Ewan McGregor, Jennifer Connelly, American Pastoral e la regia che cambia la vita
L'attore scozzese a Roma per presentare il suo esordio dietro la macchina da presa, adattamento del libro di Philip Roth.

Due considerazioni.
La prima è che, a giudicare dall'affollamento della conferenza stampa di American Pastoral, il film che lo vede protagonista, ma anche regista al suo esordio, Ewan McGregor è uno dei nomi più bankable del momento.
La seconda è che ci vuole una bella dose di sincerità mista ad altrettanta faccia tosta per confessare candidamente che lui, Ewan, il celebrato libro capolavoro di Philip Roth da cui parte il suo film non l'aveva nemmeno mai letto prima di dedicarsi al progetto. Anche se "il copione, che ho letto prima senza sapere nulla del libro, era commovente fino alle lacrime."
Per il resto, ordinaria amministrazione o poco più, con dichiarazioni d'ordinanza ("sì, essere padre di quattro figlie mi ha aiutato a interpretare il personaggio"; "no, non ci sono riferimenti voluti alla situazione americana contemporanea, e su Trump e Clinton non so che dire: sono scozzese") e Jennifer Connelly messa lì a fare da supporto di lusso, una Filippa Lagerback più famosa e più affascinante che ha risposto con le parole dolci d'ordinanza a una domanda sulla sua esperienza sul set con David Bowie in Labirinth.
McGregor, capelli corti e abbigliamento casual, si è concentrato soprattutto sulla sua esperienza dietro la macchina da presa, che ha definito "rivoluzionaria, che mi ha cambiato la vita, che fa crescere." Dopo anni di attesa, l'attore ha detto di aver visto avverarsi un sogno, scoprendo con piacere "gli scambi creativi con tutti i collaboratori, che da attore non avevo" e con meno piacere "la parte manageriale del lavoro, il dover gestire tutte le paure degli altri e tornare a casa la sera con le tue, senza nessuno lì a tranquillizzarti."
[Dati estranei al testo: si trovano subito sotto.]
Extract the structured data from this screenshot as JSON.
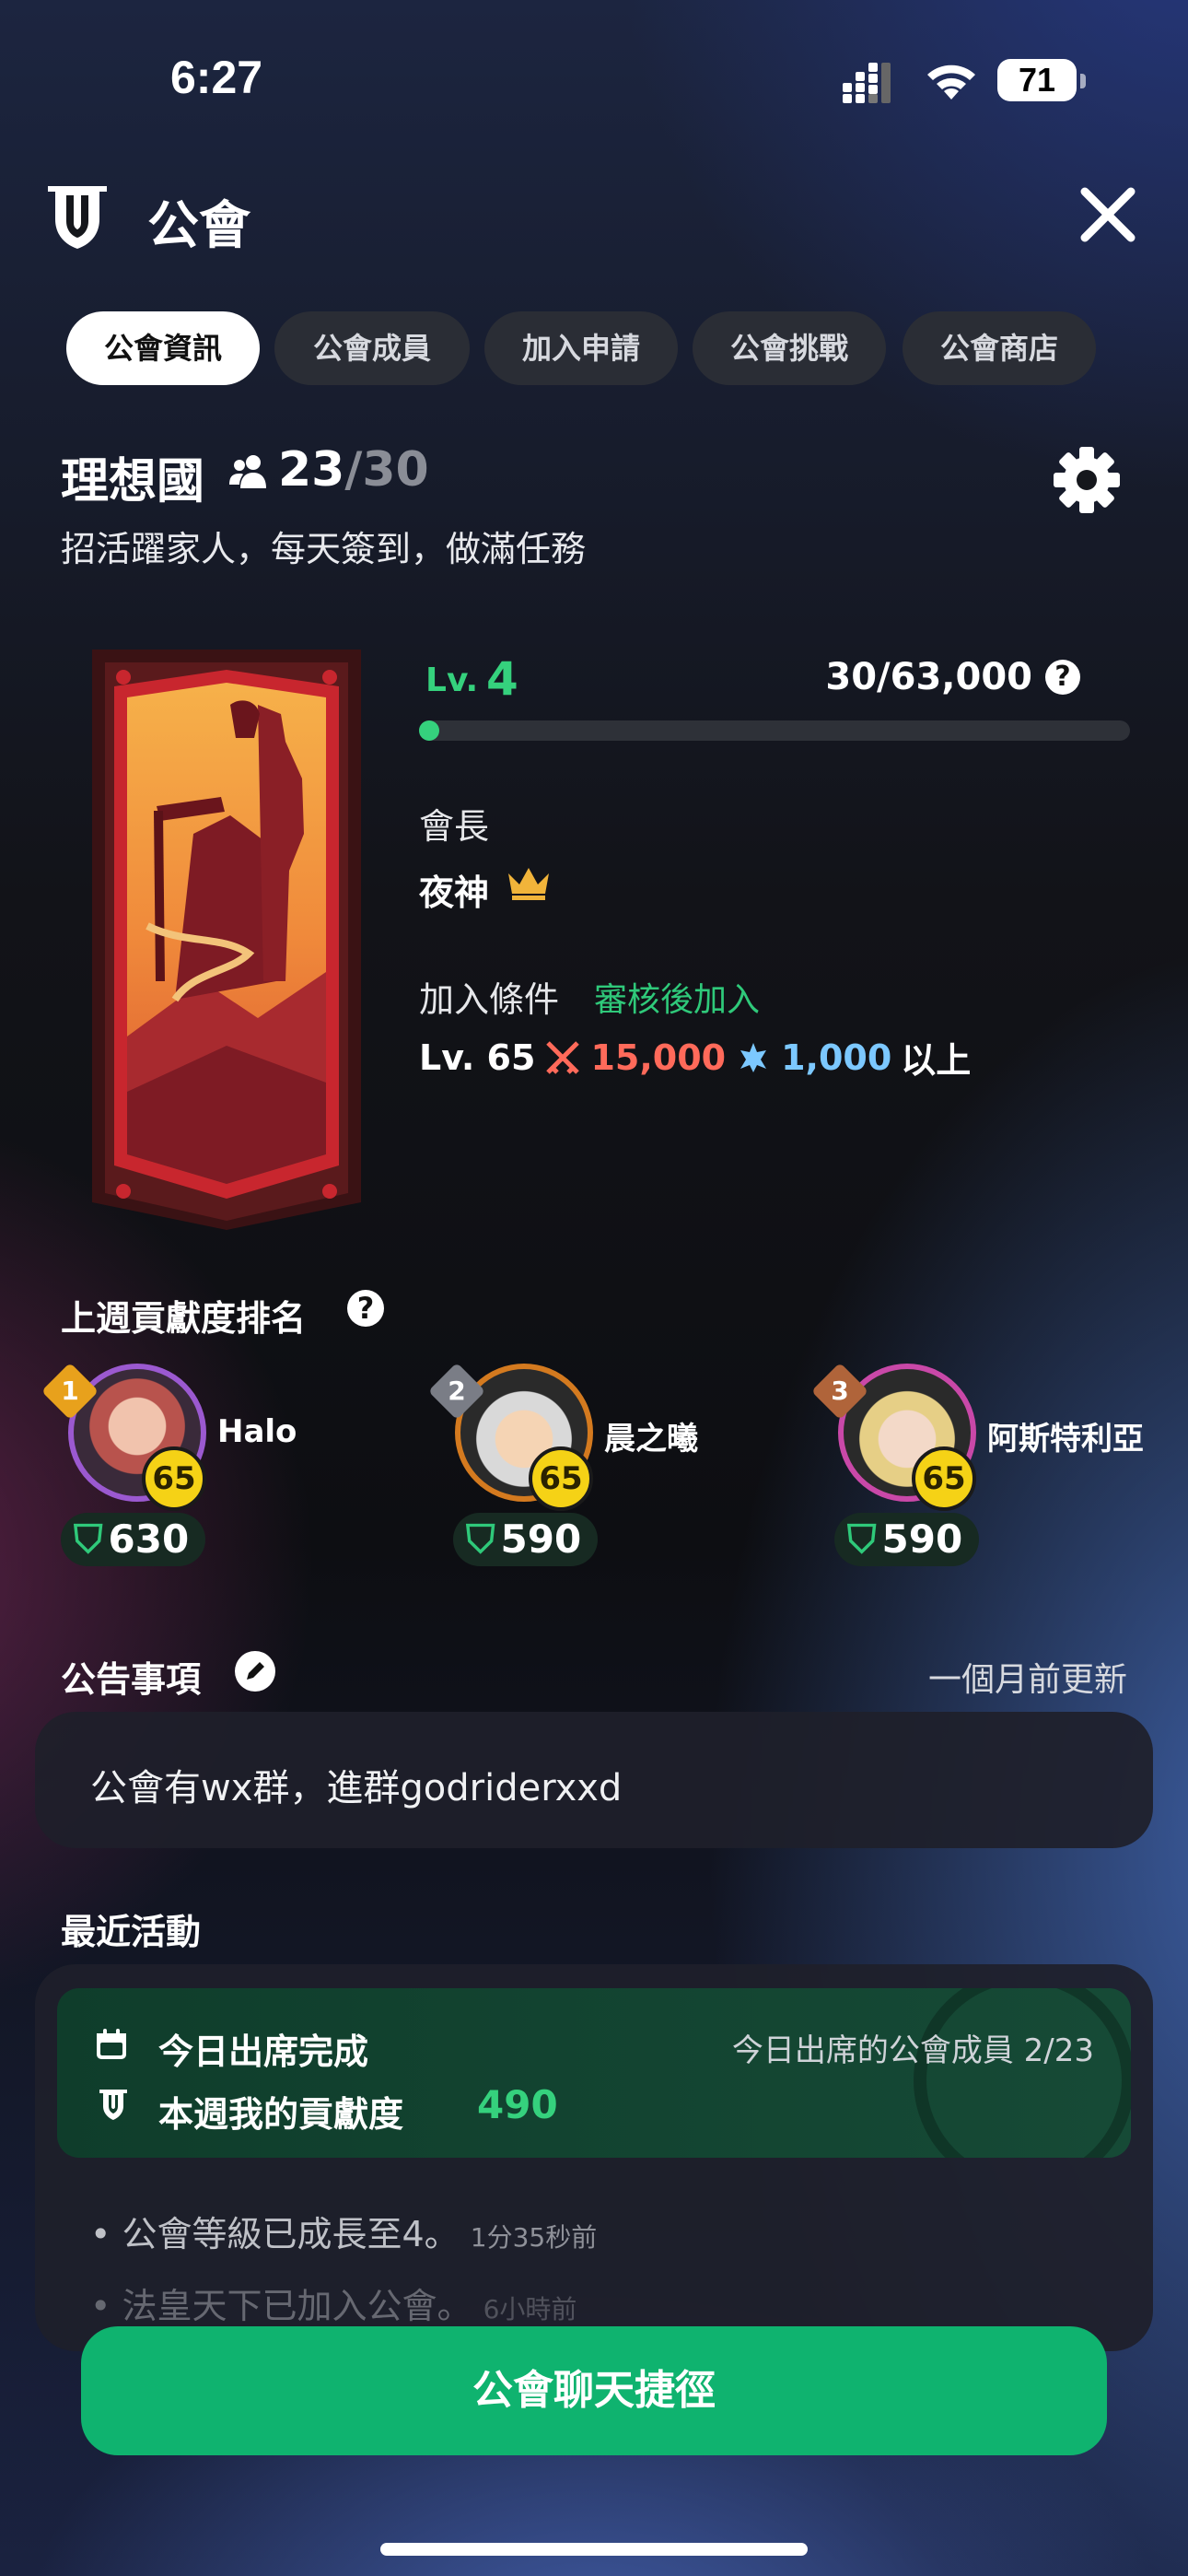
{
  "status_bar": {
    "time": "6:27",
    "battery": "71"
  },
  "header": {
    "title": "公會",
    "close_icon": "close-icon",
    "guild_icon": "guild-shield-icon"
  },
  "tabs": [
    {
      "label": "公會資訊",
      "active": true
    },
    {
      "label": "公會成員",
      "active": false
    },
    {
      "label": "加入申請",
      "active": false
    },
    {
      "label": "公會挑戰",
      "active": false
    },
    {
      "label": "公會商店",
      "active": false
    }
  ],
  "guild": {
    "name": "理想國",
    "members_current": "23",
    "members_max": "/30",
    "description": "招活躍家人，每天簽到，做滿任務",
    "level_label": "Lv.",
    "level": "4",
    "exp_text": "30/63,000",
    "exp_fraction": 0.0005,
    "leader_label": "會長",
    "leader_name": "夜神",
    "join_label": "加入條件",
    "join_mode": "審核後加入",
    "req_level": "Lv. 65",
    "req_attack": "15,000",
    "req_defense": "1,000",
    "req_suffix": "以上"
  },
  "ranking": {
    "title": "上週貢獻度排名",
    "entries": [
      {
        "rank": "1",
        "name": "Halo",
        "level": "65",
        "points": "630",
        "ring_color": "#9b59d0",
        "badge_color": "#e8a11c"
      },
      {
        "rank": "2",
        "name": "晨之曦",
        "level": "65",
        "points": "590",
        "ring_color": "#d47a1f",
        "badge_color": "#7a7d86"
      },
      {
        "rank": "3",
        "name": "阿斯特利亞",
        "level": "65",
        "points": "590",
        "ring_color": "#c948a8",
        "badge_color": "#b0643a"
      }
    ]
  },
  "announcement": {
    "title": "公告事項",
    "updated": "一個月前更新",
    "text": "公會有wx群，進群godriderxxd"
  },
  "activity": {
    "title": "最近活動",
    "attendance_label": "今日出席完成",
    "attendance_count": "今日出席的公會成員 2/23",
    "contribution_label": "本週我的貢獻度",
    "contribution_value": "490",
    "items": [
      {
        "text": "公會等級已成長至4。",
        "ago": "1分35秒前"
      },
      {
        "text": "法皇天下已加入公會。",
        "ago": "6小時前"
      }
    ]
  },
  "cta": {
    "label": "公會聊天捷徑"
  },
  "colors": {
    "accent_green": "#35d17d",
    "cta_green": "#0fb36f",
    "attack_red": "#ff6a5a",
    "defense_blue": "#7cc8ff"
  }
}
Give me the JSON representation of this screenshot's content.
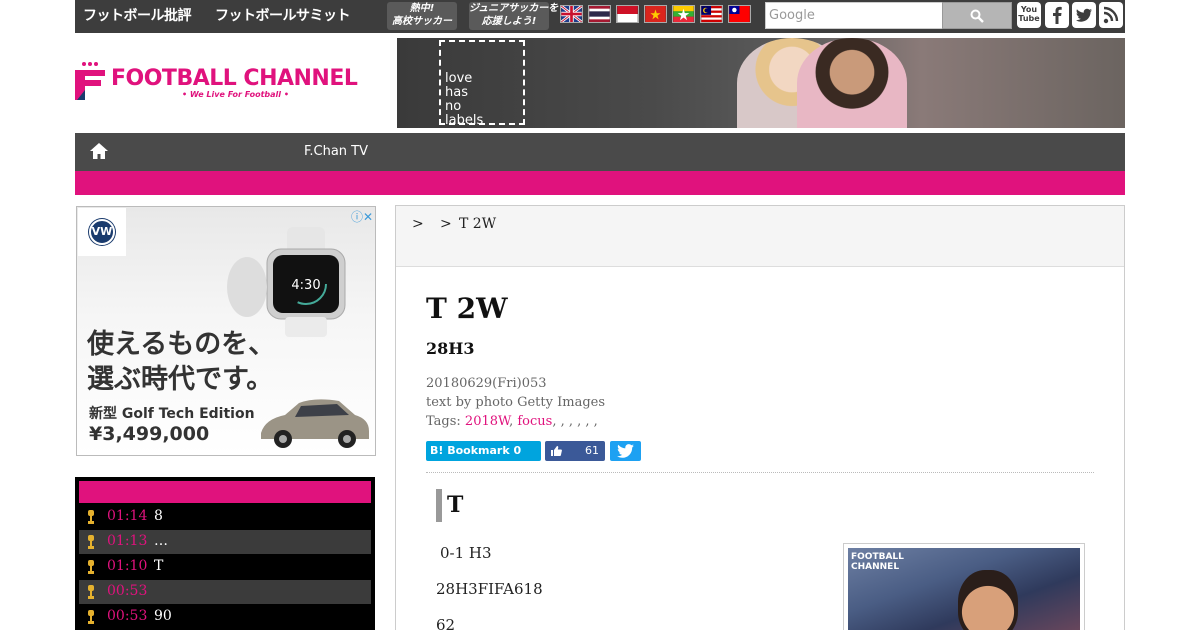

Dopo quasi 25 anni di carriera e una gamma incredibile di registi con cui ha lavorato, e a cui ha potuto rubare qualcosa, McGregor è arrivato sul set di American Pastoral con una sola verità in tasca: "Non non esiste un modo giusto o un modo sbagliato di fare il regista: ci sono solo cose che sul set funzionano e altre che non funzionano," ha spiegato, per poi concludere con una formula buona per tutte le stagioni: "Fare film è qualcosa frutto di una collaborazione tra tante persone, e io amo quella magia che si crea su un set cinematografico."